Curiosamente, o Livro do Apocalipse, que termina com a prece «vem, Senhor Jesus», deixa aos leitores uma grande imprecisão de tempos: marca sobretudo ideias centrais e intemporais como a luta contínua entre o bem e o mal, a sucessão de tempos de paz e de calamidade, o papel de líderes orientados uns para o bem outros para o mal, e sobretudo que é preciso resistir sempre e ser fiel às convicções bem fundamentadas e continuamente postas à prova (e portanto continuamente reavaliadas e melhoradas). Entre os livros do Novo Testamento, será talvez o que melhor projecta a grande aventura da humanidade, quando o grande oceano deixa a descoberto planícies e montanhas – o campo de acção, vasto e ardiloso, para os seres humanos.

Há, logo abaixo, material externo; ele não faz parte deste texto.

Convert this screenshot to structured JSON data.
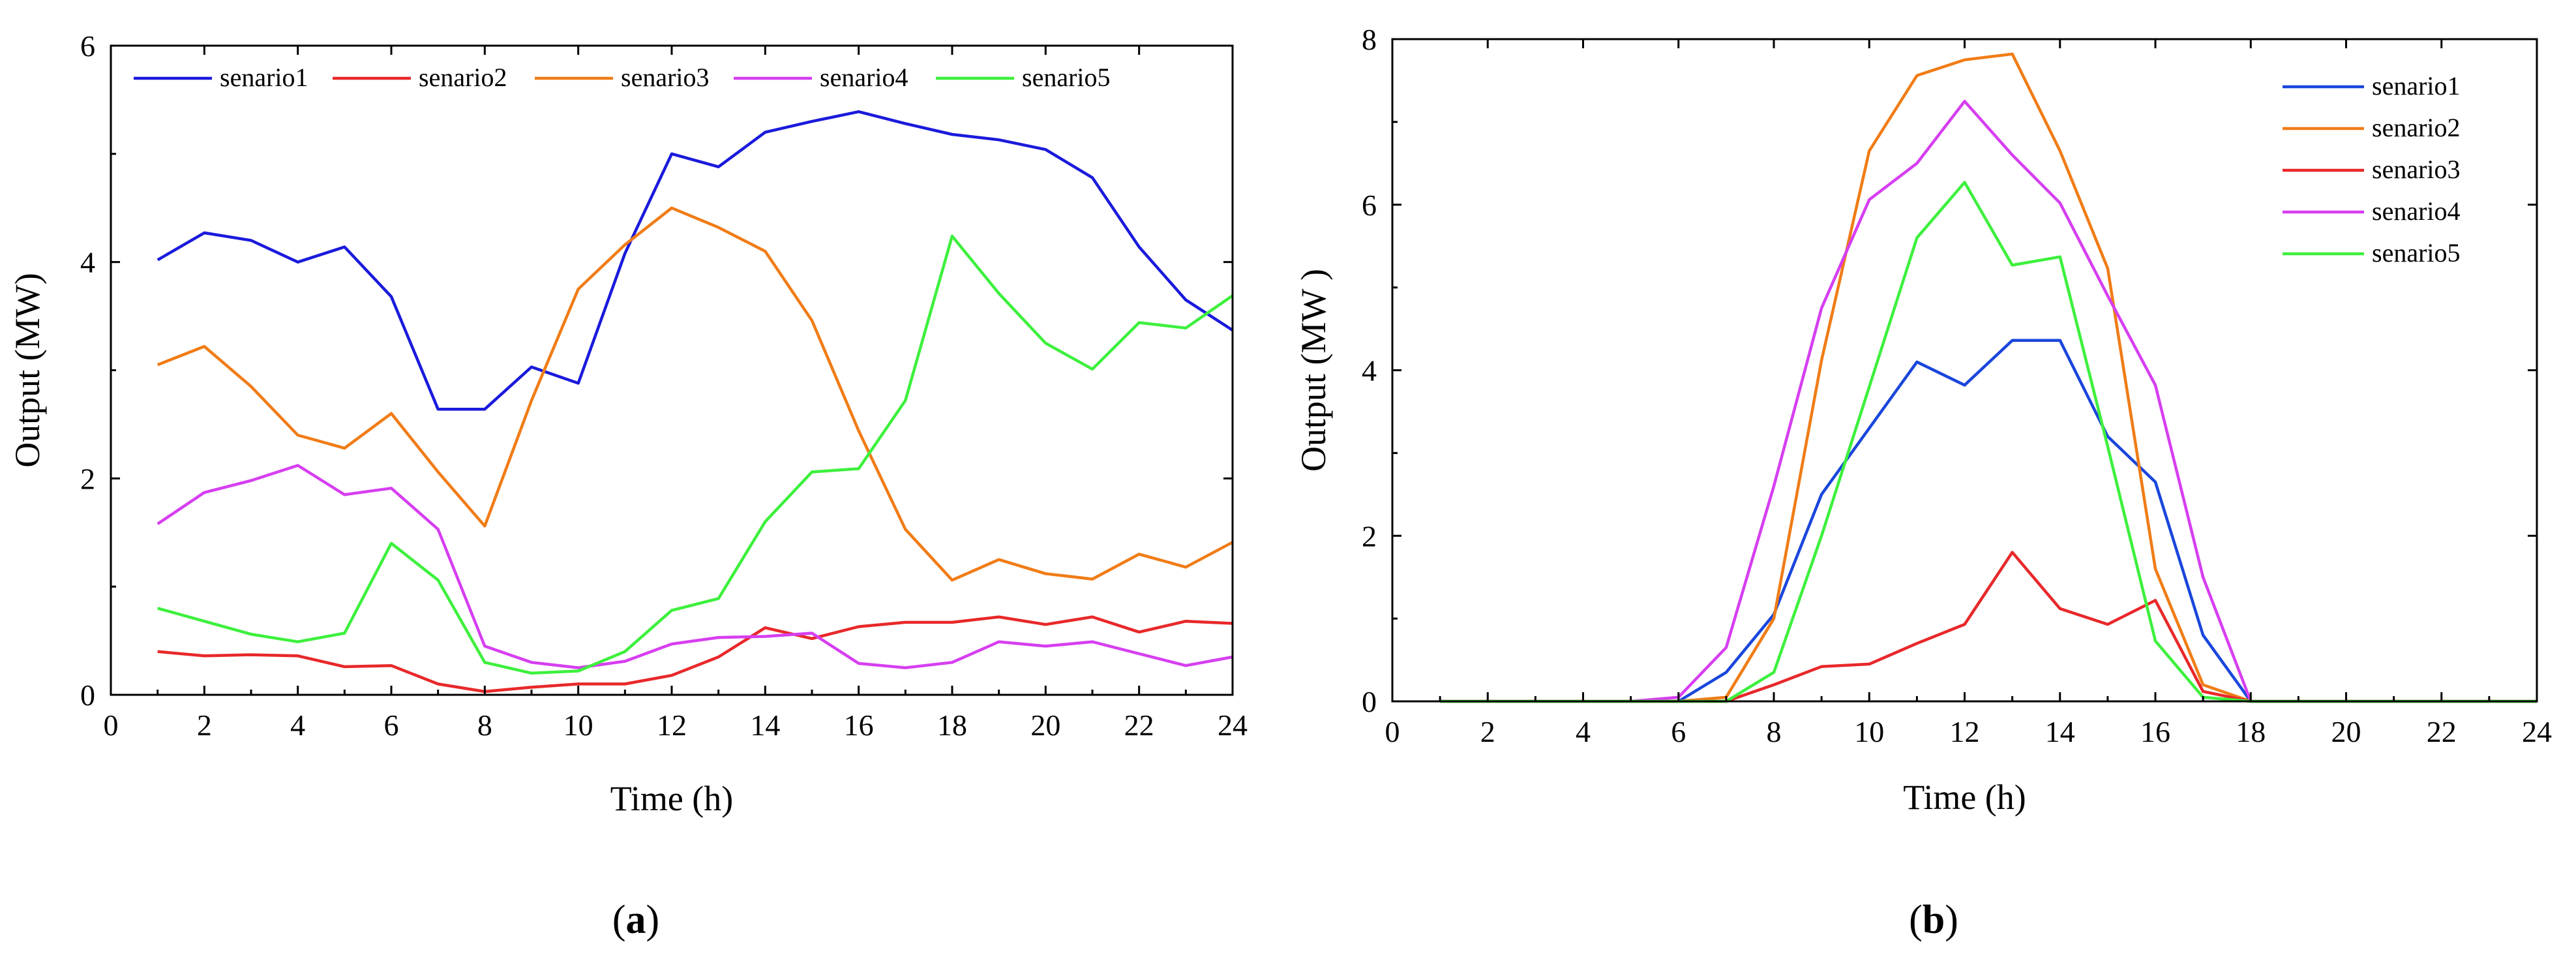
{
  "chart_data": [
    {
      "type": "line",
      "panel": "a",
      "panel_label": "a",
      "title": "",
      "xlabel": "Time (h)",
      "ylabel": "Output (MW)",
      "xlim": [
        0,
        24
      ],
      "ylim": [
        0,
        6
      ],
      "xticks": [
        0,
        2,
        4,
        6,
        8,
        10,
        12,
        14,
        16,
        18,
        20,
        22,
        24
      ],
      "yticks": [
        0,
        2,
        4,
        6
      ],
      "grid": false,
      "legend_position": "top",
      "x": [
        1,
        2,
        3,
        4,
        5,
        6,
        7,
        8,
        9,
        10,
        11,
        12,
        13,
        14,
        15,
        16,
        17,
        18,
        19,
        20,
        21,
        22,
        23,
        24
      ],
      "series": [
        {
          "name": "senario1",
          "color": "#1a1adc",
          "values": [
            4.02,
            4.27,
            4.2,
            4.0,
            4.14,
            3.68,
            2.64,
            2.64,
            3.03,
            2.88,
            4.08,
            5.0,
            4.88,
            5.2,
            5.3,
            5.39,
            5.28,
            5.18,
            5.13,
            5.04,
            4.78,
            4.14,
            3.65,
            3.37
          ]
        },
        {
          "name": "senario2",
          "color": "#e8282a",
          "values": [
            0.4,
            0.36,
            0.37,
            0.36,
            0.26,
            0.27,
            0.1,
            0.03,
            0.07,
            0.1,
            0.1,
            0.18,
            0.35,
            0.62,
            0.52,
            0.63,
            0.67,
            0.67,
            0.72,
            0.65,
            0.72,
            0.58,
            0.68,
            0.66
          ]
        },
        {
          "name": "senario3",
          "color": "#f07c16",
          "values": [
            3.05,
            3.22,
            2.85,
            2.4,
            2.28,
            2.6,
            2.06,
            1.56,
            2.72,
            3.75,
            4.16,
            4.5,
            4.32,
            4.1,
            3.46,
            2.44,
            1.53,
            1.06,
            1.25,
            1.12,
            1.07,
            1.3,
            1.18,
            1.41
          ]
        },
        {
          "name": "senario4",
          "color": "#d63ef0",
          "values": [
            1.58,
            1.87,
            1.98,
            2.12,
            1.85,
            1.91,
            1.53,
            0.45,
            0.3,
            0.25,
            0.31,
            0.47,
            0.53,
            0.54,
            0.57,
            0.29,
            0.25,
            0.3,
            0.49,
            0.45,
            0.49,
            0.38,
            0.27,
            0.35
          ]
        },
        {
          "name": "senario5",
          "color": "#3df03d",
          "values": [
            0.8,
            0.68,
            0.56,
            0.49,
            0.57,
            1.4,
            1.06,
            0.3,
            0.2,
            0.22,
            0.4,
            0.78,
            0.89,
            1.6,
            2.06,
            2.09,
            2.72,
            4.24,
            3.71,
            3.25,
            3.01,
            3.44,
            3.39,
            3.69
          ]
        }
      ]
    },
    {
      "type": "line",
      "panel": "b",
      "panel_label": "b",
      "title": "",
      "xlabel": "Time (h)",
      "ylabel": "Output (MW )",
      "xlim": [
        0,
        24
      ],
      "ylim": [
        0,
        8
      ],
      "xticks": [
        0,
        2,
        4,
        6,
        8,
        10,
        12,
        14,
        16,
        18,
        20,
        22,
        24
      ],
      "yticks": [
        0,
        2,
        4,
        6,
        8
      ],
      "grid": false,
      "legend_position": "top-right",
      "x": [
        1,
        2,
        3,
        4,
        5,
        6,
        7,
        8,
        9,
        10,
        11,
        12,
        13,
        14,
        15,
        16,
        17,
        18,
        19,
        20,
        21,
        22,
        23,
        24
      ],
      "series": [
        {
          "name": "senario1",
          "color": "#1a46dc",
          "values": [
            0,
            0,
            0,
            0,
            0,
            0,
            0.35,
            1.05,
            2.5,
            3.3,
            4.1,
            3.82,
            4.36,
            4.36,
            3.2,
            2.65,
            0.8,
            0,
            0,
            0,
            0,
            0,
            0,
            0
          ]
        },
        {
          "name": "senario2",
          "color": "#f07c16",
          "values": [
            0,
            0,
            0,
            0,
            0,
            0,
            0.05,
            1.0,
            4.12,
            6.65,
            7.56,
            7.75,
            7.82,
            6.65,
            5.23,
            1.6,
            0.2,
            0,
            0,
            0,
            0,
            0,
            0,
            0
          ]
        },
        {
          "name": "senario3",
          "color": "#e8282a",
          "values": [
            0,
            0,
            0,
            0,
            0,
            0,
            0,
            0.2,
            0.42,
            0.45,
            0.7,
            0.93,
            1.8,
            1.12,
            0.93,
            1.22,
            0.12,
            0,
            0,
            0,
            0,
            0,
            0,
            0
          ]
        },
        {
          "name": "senario4",
          "color": "#d63ef0",
          "values": [
            0,
            0,
            0,
            0,
            0,
            0.05,
            0.65,
            2.6,
            4.75,
            6.06,
            6.5,
            7.25,
            6.6,
            6.02,
            4.9,
            3.82,
            1.5,
            0,
            0,
            0,
            0,
            0,
            0,
            0
          ]
        },
        {
          "name": "senario5",
          "color": "#3df03d",
          "values": [
            0,
            0,
            0,
            0,
            0,
            0,
            0,
            0.35,
            2.0,
            3.8,
            5.6,
            6.27,
            5.27,
            5.37,
            3.08,
            0.73,
            0.05,
            0,
            0,
            0,
            0,
            0,
            0,
            0
          ]
        }
      ]
    }
  ]
}
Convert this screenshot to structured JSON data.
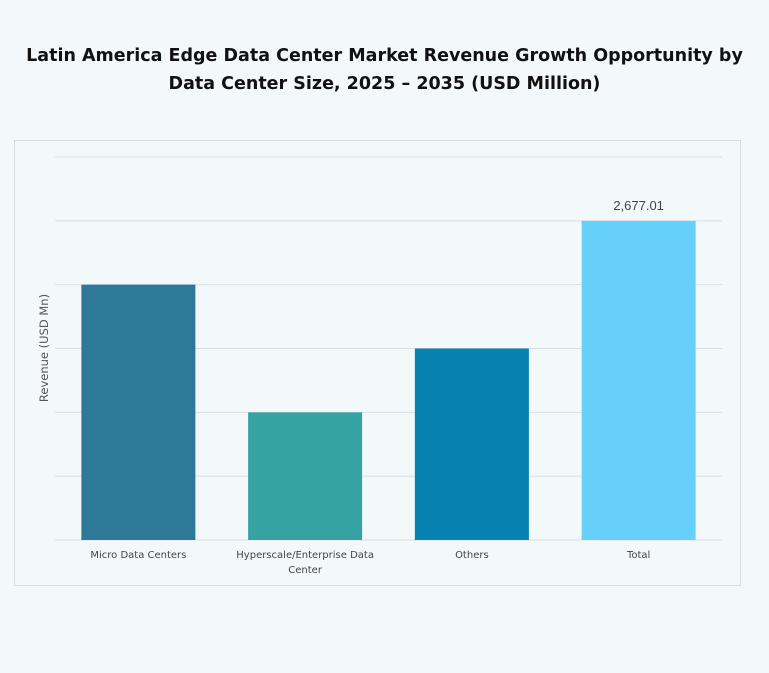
{
  "chart_data": {
    "type": "bar",
    "title": "Latin America Edge Data Center Market Revenue Growth Opportunity by Data Center Size, 2025 – 2035 (USD Million)",
    "xlabel": "",
    "ylabel": "Revenue (USD Mn)",
    "categories": [
      "Micro Data Centers",
      "Hyperscale/Enterprise Data Center",
      "Others",
      "Total"
    ],
    "values": [
      2141.6,
      1070.8,
      1606.2,
      2677.01
    ],
    "data_labels": [
      "",
      "",
      "",
      "2,677.01"
    ],
    "colors": [
      "#2e7898",
      "#36a3a3",
      "#0681b0",
      "#66d0fb"
    ],
    "ylim": [
      0,
      3212.4
    ],
    "grid": true,
    "ytick_labels_shown": false
  }
}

– «Bom, ele foi-se de vez, não nos resta mais do que ir à vida!» – não é o que os discípulos podiam ter pensado? (Lucas, 24, 13-14; João, 21, 1-3). A verdade é que é no ir à nossa vida, como ela é, que manifestamos estar ou não de acordo com a mensagem de Jesus; não é no aguardar nomeações como futuros «ministros» do sonhado «reino de Israel» (Actos, 1, 6; Mateus, 20, 20-23). Os Actos dos Apóstolos tentam abrir a história real dos discípulos de Jesus, com todos os tropeços de quem não fica sentado a olhar.

É natural que os discípulos tenham ficado tristes com a morte de Jesus (podemos senti-lo nos evangelhos e particularmente nas palavras com que Jesus se teria aberto com os discípulos, na última ceia, segundo o evangelho de João, 13, 33-17, 25). Mas descobriram que o afastamento de Jesus lhes fez sentir o Reino de Deus como obra das nossas mãos, possibilitando um descontraído quão estimulante «aperto de mão com Deus».

Jesus não impôs ideias aos discípulos, mas exigiu atitudes: para com Deus como Pai, para com os outros como irmãos – pressupondo a grande exigência de todos os profetas: a atitude de escutar. Quem o segue, segue-o livremente, com a originalidade e criatividade de quem abandonou a dependência própria da menoridade espiritual.

O relato da Ascensão é a forma imaginosa de dar relevo ao sentido da morte de Jesus: com ela, os discípulos «perderam Jesus» mas «acharam o Cristo». E em Jesus Cristo se revelou especialmente «a força de Deus» a acompanhar-nos pelos tempos fora.

A «elevação» de Cristo na Ascensão é o mesmo «levantar-se» da morte (sentido geral dos termos gregos usados para descrever a ideia de ressurreição). São duas imagens para ilustrar a riqueza de um único fenómeno central. E a descrição aparentemente tão materialista do «contacto» dos discípulos com Jesus pós-morte é a mais expressiva maneira, nesse tempo, de afirmar como Jesus não era nem um fantasma nem um corpo chamado de novo à vida – mas que existia realmente e podia ser sentido por quem dele se quisesse aproximar, como sendo o mesmo Jesus que viveu e morreu.

Também cada um de nós é uma onda que ora sobe ora se retira nas praias da vida. Ao subir, tanto pode destruir castelos de areia como excitar a alegria de crianças que chapinham; e ao descer, tanto pode deixar destroços como revelar as riquezas do fundo do mar. Afastamo-nos dos outros e dos problemas; investimos pelos outros e para vencer problemas. Em todas as marés, a presença de Deus faz-se sentir no vai e vem de muitas ondas. E quando parece que o perdemos de vista, deparamos com uma imensidão de terra para trabalhar!